The Washington state House and Senate should act immediately on bills placing teacher effectiveness above seniority in layoff decisions. Inaction is the equivalent of political cowardice.

WILL enough Democratic lawmakers stand up to the powerful state teachers union to ensure teacher-effectiveness bills survive Thursday's deadline for moving out of House committees?

A similar deadline for the Senate is Monday. The hope is that enough lawmakers are more concerned about the education of children than appeasing the Washington Education Association. The teachers union opposes House Bill 1609 and Senate Bill 5399, which would make effectiveness more of a deciding factor than seniority in layoff decisions.

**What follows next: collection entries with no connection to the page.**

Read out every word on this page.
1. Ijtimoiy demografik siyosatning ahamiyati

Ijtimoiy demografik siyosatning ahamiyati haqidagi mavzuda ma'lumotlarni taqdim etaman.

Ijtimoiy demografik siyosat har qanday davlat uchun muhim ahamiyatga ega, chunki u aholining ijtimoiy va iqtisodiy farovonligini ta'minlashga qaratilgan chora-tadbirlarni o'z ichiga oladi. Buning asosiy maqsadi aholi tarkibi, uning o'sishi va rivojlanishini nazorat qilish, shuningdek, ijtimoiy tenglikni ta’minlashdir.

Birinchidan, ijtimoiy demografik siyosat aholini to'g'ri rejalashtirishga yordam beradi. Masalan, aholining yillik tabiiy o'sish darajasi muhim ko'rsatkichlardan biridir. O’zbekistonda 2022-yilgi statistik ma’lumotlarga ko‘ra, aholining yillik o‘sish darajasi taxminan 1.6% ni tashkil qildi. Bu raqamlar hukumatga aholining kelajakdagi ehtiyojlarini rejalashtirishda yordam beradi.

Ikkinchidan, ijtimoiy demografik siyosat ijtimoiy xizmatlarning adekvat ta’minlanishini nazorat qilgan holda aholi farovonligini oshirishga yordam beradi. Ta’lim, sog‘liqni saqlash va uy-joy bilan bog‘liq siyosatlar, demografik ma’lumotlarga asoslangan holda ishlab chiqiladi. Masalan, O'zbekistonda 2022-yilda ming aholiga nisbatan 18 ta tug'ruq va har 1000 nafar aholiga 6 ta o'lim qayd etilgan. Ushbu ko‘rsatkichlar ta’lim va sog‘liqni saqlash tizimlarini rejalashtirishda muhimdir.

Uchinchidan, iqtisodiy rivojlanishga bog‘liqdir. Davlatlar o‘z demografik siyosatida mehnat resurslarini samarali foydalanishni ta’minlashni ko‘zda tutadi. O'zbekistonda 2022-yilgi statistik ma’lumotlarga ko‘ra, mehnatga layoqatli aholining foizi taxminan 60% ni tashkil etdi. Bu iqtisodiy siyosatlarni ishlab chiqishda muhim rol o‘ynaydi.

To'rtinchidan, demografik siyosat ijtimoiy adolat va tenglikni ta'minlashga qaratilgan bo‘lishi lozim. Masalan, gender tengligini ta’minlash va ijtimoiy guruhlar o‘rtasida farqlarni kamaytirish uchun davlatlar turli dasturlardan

If legislators kill the bills with inaction, they are ignoring the calls of parents, education groups and brave teachers who've gone against their union on this issue. Lawmakers will be thumbing their noses at informed research, including the University of Washington's study underscoring the academic harm to students when layoffs rob classrooms of effective teachers.

Worse, lawmakers will be prizing their own political skins above children. One wonders how much support the bills' sponsors, Rep. Eric Pettigrew, D-Seattle, and Sen. Rodney Tom, D-Medina, would be getting if the WEA played the 800-pound gorilla in favor of the proposals rather than against.

Current budget challenges make teacher layoffs inevitable. The bills would allow school districts to keep the best teachers in the classroom during good and bad budget times. The current system favoring seniority gives greater priority to a senior teacher on probation than a junior one named Teacher of the Year.

If these bills don't survive, special ire should be reserved for Sen. Rosemary McAuliffe, chair of the Senate Committee on Early Learning and K-12 Education. In contrast to the open-mindedness shown by her House counterpart, Rep. Sharon Tomiko Santos, McAuliffe has refused to schedule the teacher-effectiveness bill for a hearing.

Her unwillingness even to entertain a discussion has cost the Bothell Democrat credibility. Santos's hearing on the bill offers hope that it could survive in the House.